日本とアジアと世界に仕える Japan Alliance Christ Church
日本同盟基督教団 教団事務所 

イースターメッセージ 死への勝利の歌を歌って

イースターメッセージ

死への勝利の歌を歌って

中谷美津雄(周東のぞみキリスト教会牧師)

ですから、私の愛する兄弟たち。堅く立って、動かされることなく、いつも主のわざに励みなさい。あなたがたは、自分たちの労苦が主にあって無駄でないことを知っているのですから。」(Ⅰコリント15章58節)

1 死と虚無の支配の中から
「人は皆、死んだら無に帰する。としたら、生きることに意味は無く、勧善懲悪もまた、無意味ではないか」。
初めて福音を聞いたのは、こんな疑問を抱え、虚無感を全身にしみこませていた十九歳の春のことでした。
生の努力や成果をすべて飲み込み忘れ去らせてしまう力ある死の前に、すべては空しく思われ、生きる意欲も喜びも失っていた頃でした。
その日、他人を救うために自分のいのちを捨てた、あるキリスト者の衝撃的な話に驚き、自分の知らない世界がそこにあると思い聖書を読むようになりました。

2 聖書を通して語られる神
空の空。伝道者は言う。空の空。すべては空。」(伝道者1章1節)のみことばに出会い、深い共感を覚えると同時に、これは真の神を知らない人の人生観であり、その空しい生き方から逃れるために、「あなたの若い日に、あなたの創造者を覚えよ。わざわいの日が来ないうちに…。」(同12章1節)と勧められていることに気付きました。
神を頑なに否定して自分中心に考える罪のために、死の支配から解放されず、虚無に服さざるを得ないのだから、自分を捨てよとのチャレンジと受け止めました。
その年の秋、ある集会で開かれたみことばから、神は私の心の内に秘めた疑問に応えてくださると知って驚きました。最後の集会で、その神が罪深い私を愛していてくださると、開かれた聖書を通して示されたとき、心が砕かれ素直になると同時に、平安と喜び、感謝が生まれ、生きる意欲が湧いてくるのを覚えたことでした。

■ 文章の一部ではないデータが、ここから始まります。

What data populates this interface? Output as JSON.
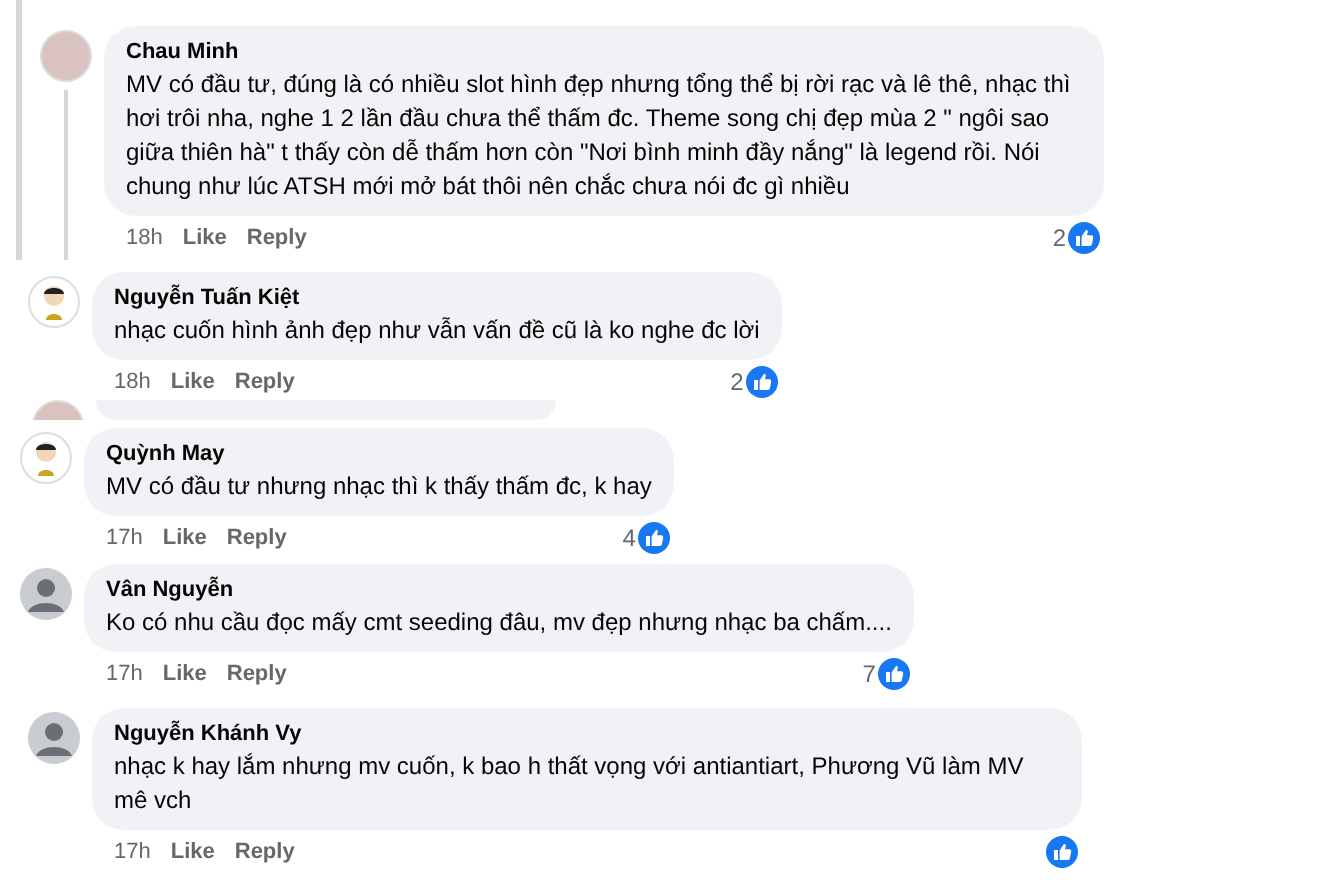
{
  "comments": [
    {
      "kind": "thread",
      "avatar": {
        "kind": "photo"
      },
      "name": "Chau Minh",
      "text": "MV có đầu tư, đúng là có nhiều slot hình đẹp nhưng tổng thể bị rời rạc và lê thê, nhạc thì hơi trôi nha, nghe 1 2 lần đầu chưa thể thấm đc. Theme song chị đẹp mùa 2 \" ngôi sao giữa thiên hà\" t thấy còn dễ thấm hơn còn \"Nơi bình minh đầy nắng\" là legend rồi. Nói chung như lúc ATSH mới mở bát thôi nên chắc chưa nói đc gì nhiều",
      "time": "18h",
      "like": "Like",
      "reply": "Reply",
      "likes": "2"
    },
    {
      "kind": "plain",
      "avatar": {
        "kind": "cartoon"
      },
      "name": "Nguyễn Tuấn Kiệt",
      "text": "nhạc cuốn hình ảnh đẹp như vẫn vấn đề cũ là ko nghe đc lời",
      "time": "18h",
      "like": "Like",
      "reply": "Reply",
      "likes": "2"
    },
    {
      "kind": "cut",
      "avatar": {
        "kind": "photo"
      }
    },
    {
      "kind": "plain",
      "avatar": {
        "kind": "cartoon"
      },
      "name": "Quỳnh May",
      "text": "MV có đầu tư nhưng nhạc thì k thấy thấm đc, k hay",
      "time": "17h",
      "like": "Like",
      "reply": "Reply",
      "likes": "4"
    },
    {
      "kind": "plain",
      "avatar": {
        "kind": "default"
      },
      "name": "Vân Nguyễn",
      "text": "Ko có nhu cầu đọc mấy cmt seeding đâu, mv đẹp nhưng nhạc ba chấm....",
      "time": "17h",
      "like": "Like",
      "reply": "Reply",
      "likes": "7"
    },
    {
      "kind": "plain",
      "avatar": {
        "kind": "default"
      },
      "name": "Nguyễn Khánh Vy",
      "text": "nhạc k hay lắm nhưng mv cuốn, k bao h thất vọng với antiantiart, Phương Vũ làm MV mê vch",
      "time": "17h",
      "like": "Like",
      "reply": "Reply"
    }
  ]
}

3 死への勝利の歌を歌って使徒パウロはⅠコリント15章で死は終わりではなく、復活の希望があると教えました。まずは、その希望の土台である福音、私たちの罪のために死んで復活されたキリストを確認した上で、キリストの復活は初穂としての復活であり、再臨の時にはキリストにある死者が復活すると語ります。そのからだは朽ちる血肉ではなく、朽ちない御霊のからだであり、その時生きている者はみな死なないものに変えられる奥義を告げ、最後に、イエス・キリストによって与えられた死への勝利の歌を歌い感謝して、「いつも主のわざに励みなさい」と訴えて終わります。パウロがイザヤとホセアの預言を引用してつけた解説は、正に、死に対する勝利の歌です。
「『死は勝利に吞み込まれた。』『死よ、おまえの勝利はどこにあるのか。死よ、おまえのとげはどこにあるのか。』死のとげは罪であり、罪の力は律法です。しかし、神に感謝します。神は、私たちの主イエス・キリストによって、私たちに勝利を与えてくださいました。」(54〜57節)恐ろしい毒を持つサソリも、とげを押さえれば安心できるように、死もそのとげである罪を押さえれば怖くありません。神は律法を全うされた罪のないイエス・キリストの十字架の死と復活によって、罪の力である律法を抑え、私たちに勝利を与えてくださいました。私たちはキリストの勝利を信仰によって受け、パウロとともに「神に感謝します」と叫び、勝利の歌を歌うことができるのです。

4 主のわざへの励まし(58節)この問題を終えるに当たってパウロは「堅く立って、動かされることなく、いつも主のわざに励みなさい」と勧めました。みことばの教えに堅く立ち、主から託された福音宣教とキリストの教会を建て上げるために行う愛のわざのすべてです。
「自分たちの労苦が主にあって無駄でないことを知っているのですから」がその勧めの根拠です。人生は死で空しく終わるのではなく、最後の敵である死に勝利された主にあって無駄は一つもありません。さあ、今日も、水一杯を差し出す愛のわざにともに励みましょう。